A business entity G was a general partner of a limited partnership (the KG) which held real estate in Saxony; the sole limited partner of the KG was X. X reduced his partnership share in the KG from €30k to €2.5k. X then became a limited partner in S which was an entity established in the Seychelles under the International Companies Act. C, an entity with its registered office in the British Virgin Islands held the sole interest in S. X concluded an agreement with C in Cyprus, according to which C held its interest in S as a nominee for X. In 2013 and 2014, S increased its limited partnership interest in the KG to a total amount of € 137,500.
Following these events the tax office assessed, a charge to RETT. Through the increase of its limited partnership interest, direct and indirect transfers of interest in the KG had occurred, through which S had increased its interest in the KG to 96.88%.
The main issue of the proceedings relating to an appeal against the RETT assessment is still pending before the Supreme Tax Court. An application was made for a suspension of the execution of the assessments (i.e. a delay in payment), which was refused both by the tax office and the tax court. The Supreme Tax Court agreed to interim relief and granted the sought suspension.
In delivering its judgment, the Suprem Tax Court noted as follows:
After a summary examination, the Supreme Tax Court expressed doubts as to the legality of the contested assessment, on the basis that S should almost certainly be considered a letterbox company (shell company). It was not clear whether such a company had any legal capacity in Germany at all. As such, it was not apparent whether S was in a position to hold a share in the KG. Thus in the circumstances it was not apparent whether a taxable event could even have occurred under the RETT Act. It followed, therefore,that there was sufficient uncertainty – both on a question of fact and on a question of law – to justify a suspension of execution.

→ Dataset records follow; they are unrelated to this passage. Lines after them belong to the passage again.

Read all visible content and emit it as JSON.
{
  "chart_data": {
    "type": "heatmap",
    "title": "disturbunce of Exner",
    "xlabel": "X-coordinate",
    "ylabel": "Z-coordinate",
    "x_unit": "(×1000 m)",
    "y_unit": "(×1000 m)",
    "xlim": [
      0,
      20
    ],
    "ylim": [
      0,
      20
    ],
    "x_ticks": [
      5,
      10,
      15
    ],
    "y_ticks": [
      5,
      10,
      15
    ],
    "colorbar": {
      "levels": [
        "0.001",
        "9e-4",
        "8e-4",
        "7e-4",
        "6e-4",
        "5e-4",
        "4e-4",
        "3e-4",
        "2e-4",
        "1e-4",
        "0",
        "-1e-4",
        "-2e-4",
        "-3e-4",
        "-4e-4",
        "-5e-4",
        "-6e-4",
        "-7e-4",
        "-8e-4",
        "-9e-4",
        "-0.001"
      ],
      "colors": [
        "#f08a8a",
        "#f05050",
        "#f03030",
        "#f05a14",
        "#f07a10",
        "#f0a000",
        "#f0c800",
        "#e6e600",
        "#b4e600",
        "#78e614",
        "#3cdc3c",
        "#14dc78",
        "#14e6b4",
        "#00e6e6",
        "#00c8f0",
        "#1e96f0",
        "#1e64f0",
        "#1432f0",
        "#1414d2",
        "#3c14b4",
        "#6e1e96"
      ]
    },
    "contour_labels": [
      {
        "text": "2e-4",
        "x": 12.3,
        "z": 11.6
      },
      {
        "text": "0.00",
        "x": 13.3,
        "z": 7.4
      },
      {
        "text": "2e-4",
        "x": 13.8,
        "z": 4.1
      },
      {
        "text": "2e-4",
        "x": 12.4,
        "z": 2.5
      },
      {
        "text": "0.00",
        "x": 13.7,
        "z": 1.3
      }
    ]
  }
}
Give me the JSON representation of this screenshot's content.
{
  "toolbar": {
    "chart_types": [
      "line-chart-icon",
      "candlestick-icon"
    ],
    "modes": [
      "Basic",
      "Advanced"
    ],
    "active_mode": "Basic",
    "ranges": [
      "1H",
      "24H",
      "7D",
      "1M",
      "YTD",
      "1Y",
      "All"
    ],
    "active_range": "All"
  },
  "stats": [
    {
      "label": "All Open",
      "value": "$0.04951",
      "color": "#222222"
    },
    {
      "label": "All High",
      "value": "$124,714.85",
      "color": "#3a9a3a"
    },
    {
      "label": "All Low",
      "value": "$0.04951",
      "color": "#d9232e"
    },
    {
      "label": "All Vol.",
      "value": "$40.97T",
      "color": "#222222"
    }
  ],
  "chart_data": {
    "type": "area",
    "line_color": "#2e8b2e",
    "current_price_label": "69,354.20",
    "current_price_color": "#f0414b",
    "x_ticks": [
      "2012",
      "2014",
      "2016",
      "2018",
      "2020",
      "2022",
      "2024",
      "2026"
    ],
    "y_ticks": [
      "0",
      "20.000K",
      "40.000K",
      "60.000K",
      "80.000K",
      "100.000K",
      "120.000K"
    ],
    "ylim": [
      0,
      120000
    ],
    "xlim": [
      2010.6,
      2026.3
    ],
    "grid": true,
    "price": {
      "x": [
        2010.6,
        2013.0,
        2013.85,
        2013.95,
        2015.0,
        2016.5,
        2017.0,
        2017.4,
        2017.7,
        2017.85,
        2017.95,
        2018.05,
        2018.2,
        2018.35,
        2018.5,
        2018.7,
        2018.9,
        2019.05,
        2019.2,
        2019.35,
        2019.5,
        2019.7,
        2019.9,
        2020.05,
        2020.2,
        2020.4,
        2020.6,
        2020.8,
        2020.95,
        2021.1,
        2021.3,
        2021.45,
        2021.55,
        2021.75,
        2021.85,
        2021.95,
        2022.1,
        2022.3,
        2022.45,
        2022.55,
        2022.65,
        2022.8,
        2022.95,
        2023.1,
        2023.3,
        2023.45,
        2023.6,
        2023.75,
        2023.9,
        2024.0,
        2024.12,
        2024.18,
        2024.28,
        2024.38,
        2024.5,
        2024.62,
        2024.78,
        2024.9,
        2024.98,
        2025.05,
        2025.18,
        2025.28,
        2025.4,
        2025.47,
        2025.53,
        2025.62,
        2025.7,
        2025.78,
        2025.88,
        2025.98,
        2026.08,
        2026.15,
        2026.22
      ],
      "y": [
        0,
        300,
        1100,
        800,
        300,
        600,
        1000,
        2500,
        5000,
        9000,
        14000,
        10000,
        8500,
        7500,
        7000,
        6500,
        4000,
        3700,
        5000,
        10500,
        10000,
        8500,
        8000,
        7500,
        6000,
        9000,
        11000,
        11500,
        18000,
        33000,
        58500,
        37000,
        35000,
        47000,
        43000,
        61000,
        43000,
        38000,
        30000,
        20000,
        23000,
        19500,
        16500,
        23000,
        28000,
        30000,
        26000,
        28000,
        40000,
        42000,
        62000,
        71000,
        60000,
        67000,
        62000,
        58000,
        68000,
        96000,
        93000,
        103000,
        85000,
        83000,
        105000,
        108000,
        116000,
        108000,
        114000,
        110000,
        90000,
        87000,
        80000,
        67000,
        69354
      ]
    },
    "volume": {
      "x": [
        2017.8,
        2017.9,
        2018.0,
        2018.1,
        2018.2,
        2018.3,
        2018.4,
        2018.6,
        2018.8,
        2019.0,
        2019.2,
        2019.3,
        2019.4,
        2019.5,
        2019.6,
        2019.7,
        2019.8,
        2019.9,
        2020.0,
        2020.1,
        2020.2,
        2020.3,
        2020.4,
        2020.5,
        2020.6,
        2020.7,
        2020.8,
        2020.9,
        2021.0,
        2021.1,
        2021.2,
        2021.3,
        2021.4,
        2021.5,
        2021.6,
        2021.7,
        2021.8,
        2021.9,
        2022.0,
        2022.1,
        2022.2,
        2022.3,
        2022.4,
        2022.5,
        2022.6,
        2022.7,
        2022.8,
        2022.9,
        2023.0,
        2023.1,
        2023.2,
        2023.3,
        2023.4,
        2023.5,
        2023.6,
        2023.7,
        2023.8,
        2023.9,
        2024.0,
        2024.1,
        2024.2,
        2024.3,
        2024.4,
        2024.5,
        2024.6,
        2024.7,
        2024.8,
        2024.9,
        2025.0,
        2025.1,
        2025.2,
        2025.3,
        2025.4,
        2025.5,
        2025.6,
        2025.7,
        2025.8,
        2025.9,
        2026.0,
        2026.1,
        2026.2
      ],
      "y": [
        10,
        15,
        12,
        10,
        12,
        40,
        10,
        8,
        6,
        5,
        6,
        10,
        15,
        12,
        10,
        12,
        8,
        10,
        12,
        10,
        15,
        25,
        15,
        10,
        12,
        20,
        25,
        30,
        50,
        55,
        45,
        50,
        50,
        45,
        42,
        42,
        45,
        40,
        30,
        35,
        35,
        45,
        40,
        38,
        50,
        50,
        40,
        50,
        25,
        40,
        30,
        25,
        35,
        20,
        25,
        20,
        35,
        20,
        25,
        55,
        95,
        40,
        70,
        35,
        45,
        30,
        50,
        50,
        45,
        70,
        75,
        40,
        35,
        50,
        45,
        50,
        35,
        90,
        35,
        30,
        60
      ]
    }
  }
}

The legal capacity of a corporation incorporated abroad is generally determined according to the law of the place of its seat of effective management (the so-called “seat theory”). By way of derogation, the legal capacity is determined by the so-called “establishment theory” if a company is effectively established in a contracting state of the EU, the EEA or in a state treated under a treaty as an equivalent with respect to the freedom of establishment.
If a corporation does not have legal capacity according to the “seat theory”, it can still have legal capacity as a partnership if more than one partner holds an interest in it. In the present case, however, S had only one shareholder, namely C.
Admittedly, due to the particular circumstances of the case, the actual “seat” of S may have been in Germany. However, it was not apparent that S had complied with the rules for establishing a German company, so that, according to domestic standards, it would not have any legal capacity as a limited liability company.